Local politicians are dismayed at the trend and the Sicilian Regional Government is hitting back via T-shirts with "La mafia fa Schifo" (The Mafia is Disgusting) emblazoned on the front. The tops will be produced by an Italian firm called Ardita.
At the launch of the initiative, Sicily's Governor Salvatore Cuffaro said he hopes to involve other firms in the production of the anti-Mob items.
He explained that the "La mafia fa Schifo" logo will be granted free to any firm that wants to use it, as long as a slice of the sales revenues goes to charity. As well as the Mafia T-shirts sold in shops, an internet retailer specializing in Cosa Nosta-wear recently started doing business too.
They come in a wide variety of colours and designs with different cuts for men and women. The 2006 spring-summer collection features a top that
reads "Cosa Nostra Boss - Since 1919". Another, which features a man kneeling with gun in hand, reads "Just for Lucre".

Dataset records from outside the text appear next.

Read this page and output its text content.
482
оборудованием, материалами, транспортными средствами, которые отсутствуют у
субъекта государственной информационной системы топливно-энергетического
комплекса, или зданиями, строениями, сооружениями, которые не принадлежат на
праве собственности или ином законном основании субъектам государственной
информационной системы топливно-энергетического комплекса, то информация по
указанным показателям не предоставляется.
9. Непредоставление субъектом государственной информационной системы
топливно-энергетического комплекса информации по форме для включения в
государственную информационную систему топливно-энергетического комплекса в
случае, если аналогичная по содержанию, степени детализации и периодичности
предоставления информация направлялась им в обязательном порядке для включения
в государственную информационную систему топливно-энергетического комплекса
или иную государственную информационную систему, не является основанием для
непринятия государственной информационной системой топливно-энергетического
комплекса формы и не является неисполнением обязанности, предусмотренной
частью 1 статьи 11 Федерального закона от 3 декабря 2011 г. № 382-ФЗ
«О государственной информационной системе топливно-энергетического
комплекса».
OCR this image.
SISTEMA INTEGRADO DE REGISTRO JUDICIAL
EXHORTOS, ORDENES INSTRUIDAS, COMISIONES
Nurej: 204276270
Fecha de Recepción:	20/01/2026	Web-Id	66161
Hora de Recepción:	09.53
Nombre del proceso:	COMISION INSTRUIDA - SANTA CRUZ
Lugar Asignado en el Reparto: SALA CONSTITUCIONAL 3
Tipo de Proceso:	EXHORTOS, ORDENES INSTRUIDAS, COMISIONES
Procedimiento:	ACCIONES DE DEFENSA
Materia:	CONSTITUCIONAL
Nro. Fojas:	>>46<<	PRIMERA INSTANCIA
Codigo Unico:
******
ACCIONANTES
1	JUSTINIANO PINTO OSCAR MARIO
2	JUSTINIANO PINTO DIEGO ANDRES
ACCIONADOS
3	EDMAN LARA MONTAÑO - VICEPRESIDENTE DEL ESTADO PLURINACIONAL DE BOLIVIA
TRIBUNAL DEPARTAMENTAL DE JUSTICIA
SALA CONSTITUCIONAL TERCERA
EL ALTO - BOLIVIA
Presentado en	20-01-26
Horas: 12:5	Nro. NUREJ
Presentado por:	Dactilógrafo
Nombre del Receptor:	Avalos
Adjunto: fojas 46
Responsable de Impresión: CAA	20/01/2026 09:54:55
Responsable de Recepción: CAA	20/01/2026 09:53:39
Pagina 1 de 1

The site argues that the goods do not glorify the organized-crime world, but take an "ironic look at the stereotypes that form the tissue of the Italian way of life." Centre-left MP Franco Piro and Senator Giuseppe Di Lello are not convinced and say they are going to make a formal request to the authorities to stop the T-shirts being sold.
Italians have become accustomed to the rest of the world's fascination with the traditional Sicilian Mob, but they usually avoid buying into it.
The release of a videogame called Mafia, in which players can kill rival bosses and set up protection rackets, caused outrage in 2004 and the Sicilian government entered the fray that time too.
Maria Falcone, sister of a Mafia investigator killed by the Mob a decade ago, described the idea of a game glorifying the violence of Cosa Nostra as "abhorrent". Similar protests were heard in November 2005 when a German-based company released a third CD of so-called 'Mafia music'.
The company's CDs are basically collections of southern Italian folk songs performed by various little known local artists and loosely inspired by the 'ndrangheta, the Calabrian mafia. The new album - entitled Le Canzoni dell'Onorata Societa (Songs of the Honoured Society) - has on its cover a picture of a male figure playing a guitar while a revolver sits on a sideboard.